Spotted outside a cafe in Estoril Portugal
I guess that makes sense, I've owned a few French bikes (Terrot and Peugeot) and yes, they had their own idea of what bikes should be like and look like. That said, I think George Brough (pronounced Bruff) would turn over in his grave to see the "new" Brough.
An interesting fact about the Brough Superior, George Brough's dad built the motorcycle called the Zenith. George worked with his dad to build the bikes. George got so fed up with building, what he thought was a substandard motorcycle that he started designing a bike himself that was head and shoulders better. Yup, you guessed it, this new bike was called The Brough Superior, (because it was superior). Time and history remembers the Brough Superior, but doesn't remember much about the Zenith.
If I had a spare million or two, I might would have to try to buy a Britten.
I wish someone would build replicas and we could see them racing again, maybe even a road legal one would be sweet...
Maybe they wouldn't be as special if there were more of them, but still. What a gorgeous machine.

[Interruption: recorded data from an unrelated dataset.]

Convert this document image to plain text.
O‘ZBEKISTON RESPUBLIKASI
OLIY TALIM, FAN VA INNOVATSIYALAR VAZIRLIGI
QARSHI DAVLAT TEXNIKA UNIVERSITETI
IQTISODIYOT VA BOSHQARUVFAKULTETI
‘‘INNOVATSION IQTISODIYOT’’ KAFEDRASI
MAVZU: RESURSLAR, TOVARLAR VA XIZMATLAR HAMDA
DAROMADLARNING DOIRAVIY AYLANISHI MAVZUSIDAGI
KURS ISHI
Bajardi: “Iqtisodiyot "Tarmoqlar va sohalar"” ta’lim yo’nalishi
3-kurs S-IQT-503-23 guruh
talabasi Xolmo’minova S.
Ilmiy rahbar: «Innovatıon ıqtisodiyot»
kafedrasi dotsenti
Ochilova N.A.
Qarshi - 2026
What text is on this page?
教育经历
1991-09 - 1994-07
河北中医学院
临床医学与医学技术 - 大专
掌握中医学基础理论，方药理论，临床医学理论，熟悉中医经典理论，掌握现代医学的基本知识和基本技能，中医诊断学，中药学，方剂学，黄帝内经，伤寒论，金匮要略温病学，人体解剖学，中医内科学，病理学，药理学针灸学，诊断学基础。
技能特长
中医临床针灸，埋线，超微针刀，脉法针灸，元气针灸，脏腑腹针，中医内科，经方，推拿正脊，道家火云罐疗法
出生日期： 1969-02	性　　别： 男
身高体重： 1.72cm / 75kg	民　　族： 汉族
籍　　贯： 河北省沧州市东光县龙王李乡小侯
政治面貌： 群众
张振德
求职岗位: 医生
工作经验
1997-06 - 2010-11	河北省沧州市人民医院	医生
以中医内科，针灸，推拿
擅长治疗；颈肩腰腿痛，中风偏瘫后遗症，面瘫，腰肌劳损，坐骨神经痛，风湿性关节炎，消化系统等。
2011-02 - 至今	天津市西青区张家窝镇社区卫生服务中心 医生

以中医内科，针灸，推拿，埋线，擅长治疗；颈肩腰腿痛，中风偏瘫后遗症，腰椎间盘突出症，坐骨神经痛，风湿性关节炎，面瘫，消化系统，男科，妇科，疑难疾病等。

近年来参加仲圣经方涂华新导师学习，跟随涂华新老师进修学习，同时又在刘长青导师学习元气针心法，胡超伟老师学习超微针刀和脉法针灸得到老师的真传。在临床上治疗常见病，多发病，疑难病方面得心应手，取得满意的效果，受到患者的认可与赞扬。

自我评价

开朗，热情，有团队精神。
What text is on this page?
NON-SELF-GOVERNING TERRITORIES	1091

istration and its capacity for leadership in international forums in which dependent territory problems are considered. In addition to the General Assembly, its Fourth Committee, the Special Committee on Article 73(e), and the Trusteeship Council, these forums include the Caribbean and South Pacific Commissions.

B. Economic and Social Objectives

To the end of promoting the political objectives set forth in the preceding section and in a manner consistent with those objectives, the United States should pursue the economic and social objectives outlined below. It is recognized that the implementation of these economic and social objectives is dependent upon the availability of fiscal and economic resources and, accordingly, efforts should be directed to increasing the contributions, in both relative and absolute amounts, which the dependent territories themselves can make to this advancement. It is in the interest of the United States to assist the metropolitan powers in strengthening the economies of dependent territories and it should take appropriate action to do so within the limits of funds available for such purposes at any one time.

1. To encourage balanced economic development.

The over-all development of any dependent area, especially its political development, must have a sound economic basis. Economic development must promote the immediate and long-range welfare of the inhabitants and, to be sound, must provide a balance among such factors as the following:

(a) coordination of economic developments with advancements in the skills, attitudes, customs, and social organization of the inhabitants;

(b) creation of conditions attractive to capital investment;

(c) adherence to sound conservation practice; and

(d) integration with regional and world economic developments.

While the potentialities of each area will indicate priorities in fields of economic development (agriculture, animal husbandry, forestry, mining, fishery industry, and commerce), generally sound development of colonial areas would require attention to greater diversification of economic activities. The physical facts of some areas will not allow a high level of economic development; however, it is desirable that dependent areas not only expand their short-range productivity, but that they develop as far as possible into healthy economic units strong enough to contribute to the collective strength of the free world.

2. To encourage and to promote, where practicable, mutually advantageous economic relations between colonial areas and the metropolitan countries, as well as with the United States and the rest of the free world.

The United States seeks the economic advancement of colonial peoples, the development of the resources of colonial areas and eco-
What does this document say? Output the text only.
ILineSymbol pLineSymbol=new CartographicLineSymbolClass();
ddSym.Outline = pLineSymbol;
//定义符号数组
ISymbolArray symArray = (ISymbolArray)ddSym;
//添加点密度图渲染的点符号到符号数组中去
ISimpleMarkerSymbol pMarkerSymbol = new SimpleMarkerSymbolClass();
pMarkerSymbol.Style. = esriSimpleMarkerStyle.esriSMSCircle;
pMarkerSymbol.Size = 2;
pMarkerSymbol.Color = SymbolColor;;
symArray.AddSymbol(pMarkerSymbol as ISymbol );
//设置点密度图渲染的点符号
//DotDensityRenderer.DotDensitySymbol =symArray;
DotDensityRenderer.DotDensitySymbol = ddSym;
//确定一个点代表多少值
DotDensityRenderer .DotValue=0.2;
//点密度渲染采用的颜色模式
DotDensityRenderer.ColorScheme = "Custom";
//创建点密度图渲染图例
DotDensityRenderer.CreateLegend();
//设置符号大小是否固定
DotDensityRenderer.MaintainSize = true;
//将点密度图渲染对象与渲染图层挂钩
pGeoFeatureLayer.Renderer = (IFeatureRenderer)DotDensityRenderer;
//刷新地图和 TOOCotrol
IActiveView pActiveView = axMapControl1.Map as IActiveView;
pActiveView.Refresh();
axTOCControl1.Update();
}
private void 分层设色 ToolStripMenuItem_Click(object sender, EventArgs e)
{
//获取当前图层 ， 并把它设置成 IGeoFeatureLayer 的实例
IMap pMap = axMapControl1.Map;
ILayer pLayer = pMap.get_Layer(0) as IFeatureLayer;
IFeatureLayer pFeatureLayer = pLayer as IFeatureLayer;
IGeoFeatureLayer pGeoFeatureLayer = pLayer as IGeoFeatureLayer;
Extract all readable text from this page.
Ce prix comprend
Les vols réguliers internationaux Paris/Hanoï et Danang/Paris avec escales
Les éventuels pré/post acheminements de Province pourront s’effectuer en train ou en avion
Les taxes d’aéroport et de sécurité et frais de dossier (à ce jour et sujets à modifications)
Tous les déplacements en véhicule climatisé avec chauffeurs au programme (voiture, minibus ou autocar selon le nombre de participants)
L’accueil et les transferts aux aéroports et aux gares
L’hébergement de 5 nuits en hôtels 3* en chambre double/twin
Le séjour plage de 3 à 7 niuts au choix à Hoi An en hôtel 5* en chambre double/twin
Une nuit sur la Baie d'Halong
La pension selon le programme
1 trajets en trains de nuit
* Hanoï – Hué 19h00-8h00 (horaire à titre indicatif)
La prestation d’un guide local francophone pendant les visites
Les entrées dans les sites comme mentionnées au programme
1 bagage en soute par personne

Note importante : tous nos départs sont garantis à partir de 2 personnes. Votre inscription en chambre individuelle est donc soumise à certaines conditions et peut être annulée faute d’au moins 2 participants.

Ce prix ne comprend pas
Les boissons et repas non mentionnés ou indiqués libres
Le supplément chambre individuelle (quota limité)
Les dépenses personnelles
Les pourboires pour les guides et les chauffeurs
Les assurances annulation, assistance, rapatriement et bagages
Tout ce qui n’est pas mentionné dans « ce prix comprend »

If complexity could win a race, that one could win without ever starting up!
The ironic part being there was a lot of tearing into the bike that day, chasing an intermittent misfire. A lot of work went into it... then someone finally changed out the battery!
Complex or not, these bikes did win races, frequently.
Winning races or not, the Britten was a case study in thinking out of the box, and good engineering, as well as impressive homebrew manufacturing.
Who else do you know of that was winning races with engines cast in the engineer's own backyard? Who else do you know of that was racing on homebuilt carbon fiber subframes, swingarms, forks, and wheels, and setting track lap records as early as 1991? These are bikes that could still be relevant in competition today, with no changes, and still ahead of their time in comparison to their Japanese, Italian and German competition today. The only reason these bikes or a new generation thereof aren't still showing up larger manufacturers is that the guy designing and building and testing them died at the peak of his career.
I can imagine that a new take on this futuristic 30 year old design, with similar electronic goodies to a new Panigale would be a force to be reckoned with, in the right hands.
As for intermittent reliability issues at this point in the game, I can only say it's to be expected with a 25 year old, extremely limited production and unconventional racebike like this.
I have yet to see anything nearly as impressive come about without millions of dollars of R&D and the backing of a manufacturing giant.